During the early years of the professional Mexican women's league, Cuéllar transitioned into club management after his lengthy tenure with the national team. He was appointed Club America Femenil's first manager in February 2017. His influence was felt right away; during the Apertura 2018 tournament, he led the team to their first league championship by defeating Tigres UANL in a thrilling penalty shootout. Up until his resignation in March 2021, he led the "Águilas" for four years, continuously keeping them in the running for the playoffs.

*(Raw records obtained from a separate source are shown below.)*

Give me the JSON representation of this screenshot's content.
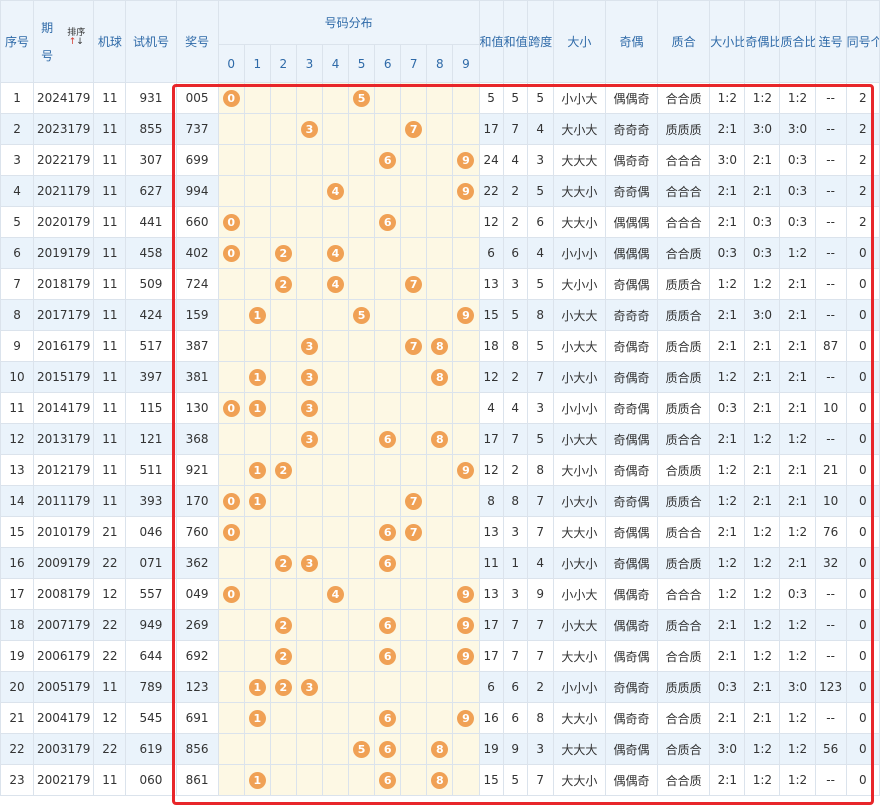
{
  "header": {
    "seq": "序号",
    "period": "期号",
    "sort_label": "排序",
    "machine": "机球",
    "trial": "试机号",
    "prize": "奖号",
    "distribution": "号码分布",
    "digits": [
      "0",
      "1",
      "2",
      "3",
      "4",
      "5",
      "6",
      "7",
      "8",
      "9"
    ],
    "sum": "和值",
    "sum_tail": "和值尾",
    "span": "跨度",
    "size": "大小",
    "odd_even": "奇偶",
    "prime": "质合",
    "size_ratio": "大小比",
    "oe_ratio": "奇偶比",
    "prime_ratio": "质合比",
    "consecutive": "连号",
    "same_count": "同号个数"
  },
  "colors": {
    "ball": "#f0a155",
    "highlight_border": "#e8262a",
    "header_bg": "#edf4fb",
    "digit_bg": "#fdf8e4"
  },
  "rows": [
    {
      "seq": "1",
      "period": "2024179",
      "machine": "11",
      "trial": "931",
      "prize": "005",
      "sum": "5",
      "tail": "5",
      "span": "5",
      "size": "小小大",
      "oe": "偶偶奇",
      "prime": "合合质",
      "sr": "1:2",
      "oer": "1:2",
      "pr": "1:2",
      "cons": "--",
      "same": "2"
    },
    {
      "seq": "2",
      "period": "2023179",
      "machine": "11",
      "trial": "855",
      "prize": "737",
      "sum": "17",
      "tail": "7",
      "span": "4",
      "size": "大小大",
      "oe": "奇奇奇",
      "prime": "质质质",
      "sr": "2:1",
      "oer": "3:0",
      "pr": "3:0",
      "cons": "--",
      "same": "2"
    },
    {
      "seq": "3",
      "period": "2022179",
      "machine": "11",
      "trial": "307",
      "prize": "699",
      "sum": "24",
      "tail": "4",
      "span": "3",
      "size": "大大大",
      "oe": "偶奇奇",
      "prime": "合合合",
      "sr": "3:0",
      "oer": "2:1",
      "pr": "0:3",
      "cons": "--",
      "same": "2"
    },
    {
      "seq": "4",
      "period": "2021179",
      "machine": "11",
      "trial": "627",
      "prize": "994",
      "sum": "22",
      "tail": "2",
      "span": "5",
      "size": "大大小",
      "oe": "奇奇偶",
      "prime": "合合合",
      "sr": "2:1",
      "oer": "2:1",
      "pr": "0:3",
      "cons": "--",
      "same": "2"
    },
    {
      "seq": "5",
      "period": "2020179",
      "machine": "11",
      "trial": "441",
      "prize": "660",
      "sum": "12",
      "tail": "2",
      "span": "6",
      "size": "大大小",
      "oe": "偶偶偶",
      "prime": "合合合",
      "sr": "2:1",
      "oer": "0:3",
      "pr": "0:3",
      "cons": "--",
      "same": "2"
    },
    {
      "seq": "6",
      "period": "2019179",
      "machine": "11",
      "trial": "458",
      "prize": "402",
      "sum": "6",
      "tail": "6",
      "span": "4",
      "size": "小小小",
      "oe": "偶偶偶",
      "prime": "合合质",
      "sr": "0:3",
      "oer": "0:3",
      "pr": "1:2",
      "cons": "--",
      "same": "0"
    },
    {
      "seq": "7",
      "period": "2018179",
      "machine": "11",
      "trial": "509",
      "prize": "724",
      "sum": "13",
      "tail": "3",
      "span": "5",
      "size": "大小小",
      "oe": "奇偶偶",
      "prime": "质质合",
      "sr": "1:2",
      "oer": "1:2",
      "pr": "2:1",
      "cons": "--",
      "same": "0"
    },
    {
      "seq": "8",
      "period": "2017179",
      "machine": "11",
      "trial": "424",
      "prize": "159",
      "sum": "15",
      "tail": "5",
      "span": "8",
      "size": "小大大",
      "oe": "奇奇奇",
      "prime": "质质合",
      "sr": "2:1",
      "oer": "3:0",
      "pr": "2:1",
      "cons": "--",
      "same": "0"
    },
    {
      "seq": "9",
      "period": "2016179",
      "machine": "11",
      "trial": "517",
      "prize": "387",
      "sum": "18",
      "tail": "8",
      "span": "5",
      "size": "小大大",
      "oe": "奇偶奇",
      "prime": "质合质",
      "sr": "2:1",
      "oer": "2:1",
      "pr": "2:1",
      "cons": "87",
      "same": "0"
    },
    {
      "seq": "10",
      "period": "2015179",
      "machine": "11",
      "trial": "397",
      "prize": "381",
      "sum": "12",
      "tail": "2",
      "span": "7",
      "size": "小大小",
      "oe": "奇偶奇",
      "prime": "质合质",
      "sr": "1:2",
      "oer": "2:1",
      "pr": "2:1",
      "cons": "--",
      "same": "0"
    },
    {
      "seq": "11",
      "period": "2014179",
      "machine": "11",
      "trial": "115",
      "prize": "130",
      "sum": "4",
      "tail": "4",
      "span": "3",
      "size": "小小小",
      "oe": "奇奇偶",
      "prime": "质质合",
      "sr": "0:3",
      "oer": "2:1",
      "pr": "2:1",
      "cons": "10",
      "same": "0"
    },
    {
      "seq": "12",
      "period": "2013179",
      "machine": "11",
      "trial": "121",
      "prize": "368",
      "sum": "17",
      "tail": "7",
      "span": "5",
      "size": "小大大",
      "oe": "奇偶偶",
      "prime": "质合合",
      "sr": "2:1",
      "oer": "1:2",
      "pr": "1:2",
      "cons": "--",
      "same": "0"
    },
    {
      "seq": "13",
      "period": "2012179",
      "machine": "11",
      "trial": "511",
      "prize": "921",
      "sum": "12",
      "tail": "2",
      "span": "8",
      "size": "大小小",
      "oe": "奇偶奇",
      "prime": "合质质",
      "sr": "1:2",
      "oer": "2:1",
      "pr": "2:1",
      "cons": "21",
      "same": "0"
    },
    {
      "seq": "14",
      "period": "2011179",
      "machine": "11",
      "trial": "393",
      "prize": "170",
      "sum": "8",
      "tail": "8",
      "span": "7",
      "size": "小大小",
      "oe": "奇奇偶",
      "prime": "质质合",
      "sr": "1:2",
      "oer": "2:1",
      "pr": "2:1",
      "cons": "10",
      "same": "0"
    },
    {
      "seq": "15",
      "period": "2010179",
      "machine": "21",
      "trial": "046",
      "prize": "760",
      "sum": "13",
      "tail": "3",
      "span": "7",
      "size": "大大小",
      "oe": "奇偶偶",
      "prime": "质合合",
      "sr": "2:1",
      "oer": "1:2",
      "pr": "1:2",
      "cons": "76",
      "same": "0"
    },
    {
      "seq": "16",
      "period": "2009179",
      "machine": "22",
      "trial": "071",
      "prize": "362",
      "sum": "11",
      "tail": "1",
      "span": "4",
      "size": "小大小",
      "oe": "奇偶偶",
      "prime": "质合质",
      "sr": "1:2",
      "oer": "1:2",
      "pr": "2:1",
      "cons": "32",
      "same": "0"
    },
    {
      "seq": "17",
      "period": "2008179",
      "machine": "12",
      "trial": "557",
      "prize": "049",
      "sum": "13",
      "tail": "3",
      "span": "9",
      "size": "小小大",
      "oe": "偶偶奇",
      "prime": "合合合",
      "sr": "1:2",
      "oer": "1:2",
      "pr": "0:3",
      "cons": "--",
      "same": "0"
    },
    {
      "seq": "18",
      "period": "2007179",
      "machine": "22",
      "trial": "949",
      "prize": "269",
      "sum": "17",
      "tail": "7",
      "span": "7",
      "size": "小大大",
      "oe": "偶偶奇",
      "prime": "质合合",
      "sr": "2:1",
      "oer": "1:2",
      "pr": "1:2",
      "cons": "--",
      "same": "0"
    },
    {
      "seq": "19",
      "period": "2006179",
      "machine": "22",
      "trial": "644",
      "prize": "692",
      "sum": "17",
      "tail": "7",
      "span": "7",
      "size": "大大小",
      "oe": "偶奇偶",
      "prime": "合合质",
      "sr": "2:1",
      "oer": "1:2",
      "pr": "1:2",
      "cons": "--",
      "same": "0"
    },
    {
      "seq": "20",
      "period": "2005179",
      "machine": "11",
      "trial": "789",
      "prize": "123",
      "sum": "6",
      "tail": "6",
      "span": "2",
      "size": "小小小",
      "oe": "奇偶奇",
      "prime": "质质质",
      "sr": "0:3",
      "oer": "2:1",
      "pr": "3:0",
      "cons": "123",
      "same": "0"
    },
    {
      "seq": "21",
      "period": "2004179",
      "machine": "12",
      "trial": "545",
      "prize": "691",
      "sum": "16",
      "tail": "6",
      "span": "8",
      "size": "大大小",
      "oe": "偶奇奇",
      "prime": "合合质",
      "sr": "2:1",
      "oer": "2:1",
      "pr": "1:2",
      "cons": "--",
      "same": "0"
    },
    {
      "seq": "22",
      "period": "2003179",
      "machine": "22",
      "trial": "619",
      "prize": "856",
      "sum": "19",
      "tail": "9",
      "span": "3",
      "size": "大大大",
      "oe": "偶奇偶",
      "prime": "合质合",
      "sr": "3:0",
      "oer": "1:2",
      "pr": "1:2",
      "cons": "56",
      "same": "0"
    },
    {
      "seq": "23",
      "period": "2002179",
      "machine": "11",
      "trial": "060",
      "prize": "861",
      "sum": "15",
      "tail": "5",
      "span": "7",
      "size": "大大小",
      "oe": "偶偶奇",
      "prime": "合合质",
      "sr": "2:1",
      "oer": "1:2",
      "pr": "1:2",
      "cons": "--",
      "same": "0"
    }
  ]
}
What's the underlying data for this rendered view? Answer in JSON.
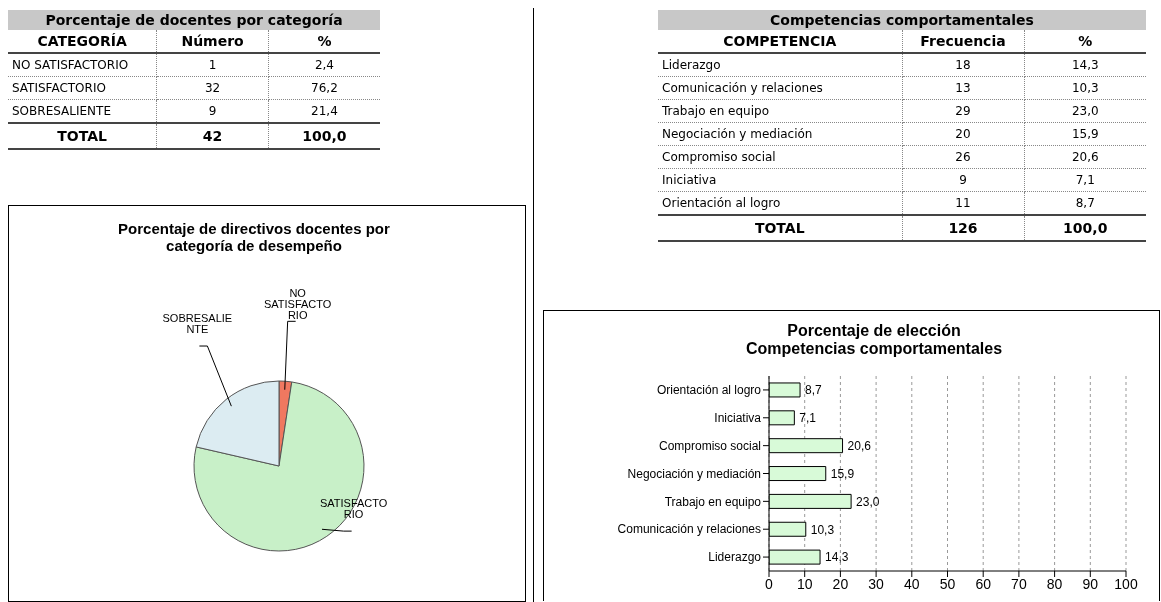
{
  "chart_data": [
    {
      "type": "other",
      "title": "Porcentaje de docentes por categoría",
      "categories": [
        "CATEGORÍA",
        "Número",
        "%"
      ],
      "annotations": [
        "NO SATISFACTORIO",
        "1",
        "2,4",
        "SATISFACTORIO",
        "32",
        "76,2",
        "SOBRESALIENTE",
        "9",
        "21,4",
        "TOTAL",
        "42",
        "100,0"
      ]
    },
    {
      "type": "other",
      "title": "Competencias comportamentales",
      "categories": [
        "COMPETENCIA",
        "Frecuencia",
        "%"
      ],
      "annotations": [
        "Liderazgo",
        "18",
        "14,3",
        "Comunicación y relaciones",
        "13",
        "10,3",
        "Trabajo en equipo",
        "29",
        "23,0",
        "Negociación y mediación",
        "20",
        "15,9",
        "Compromiso social",
        "26",
        "20,6",
        "Iniciativa",
        "9",
        "7,1",
        "Orientación al logro",
        "11",
        "8,7",
        "TOTAL",
        "126",
        "100,0"
      ]
    },
    {
      "type": "pie",
      "title": "Porcentaje de directivos docentes por\ncategoría de desempeño",
      "categories": [
        "NO\nSATISFACTO\nRIO",
        "SATISFACTO\nRIO",
        "SOBRESALIE\nNTE"
      ],
      "values": [
        2.4,
        76.2,
        21.4
      ],
      "colors": [
        "#f07860",
        "#c8f0c8",
        "#dcecf2"
      ]
    },
    {
      "type": "bar",
      "orientation": "horizontal",
      "title": "Porcentaje de elección\nCompetencias comportamentales",
      "categories": [
        "Orientación al logro",
        "Iniciativa",
        "Compromiso social",
        "Negociación y mediación",
        "Trabajo en equipo",
        "Comunicación y relaciones",
        "Liderazgo"
      ],
      "values": [
        8.7,
        7.1,
        20.6,
        15.9,
        23.0,
        10.3,
        14.3
      ],
      "value_labels": [
        "8,7",
        "7,1",
        "20,6",
        "15,9",
        "23,0",
        "10,3",
        "14,3"
      ],
      "color": "#d8fad8",
      "xlim": [
        0,
        100
      ],
      "xticks": [
        0,
        10,
        20,
        30,
        40,
        50,
        60,
        70,
        80,
        90,
        100
      ],
      "grid": "x"
    }
  ]
}
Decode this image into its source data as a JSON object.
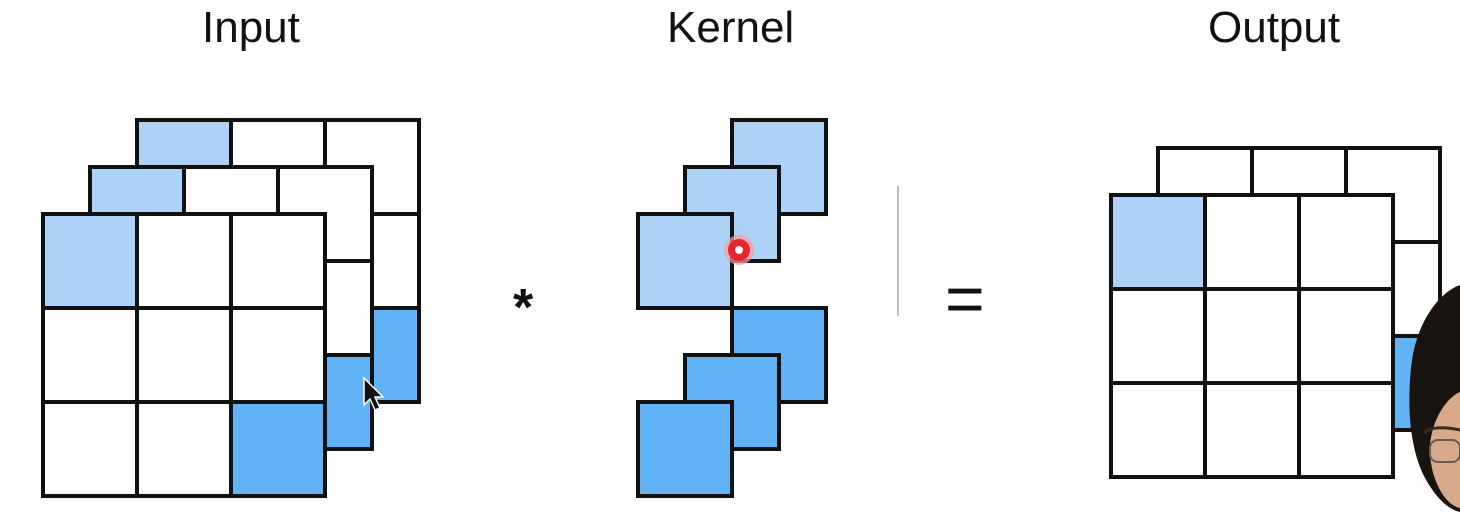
{
  "titles": {
    "input": "Input",
    "kernel": "Kernel",
    "output": "Output"
  },
  "operators": {
    "convolve": "*",
    "equals": "="
  },
  "colors": {
    "light_blue": "#aed1f7",
    "mid_blue": "#62b3f5",
    "grid_line": "#111111",
    "cursor_dot": "#e8252a"
  }
}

Cuéllar returned to his roots at Pumas UNAM, the team where he started his playing career, in the years after leaving Club América. When he assumed the position of Coordinator of Development for the women's division in 2022, he turned his attention to youth scouting and the sport's structural development. His nearly two decades of national service and his pioneering role in creating the professional infrastructure that contemporary Mexican female athletes compete in today define his coaching legacy.

==Personal life==
He has an American-born son, Christopher Cuéllar, who has coached Mexico women at under-17 and under-20 levels.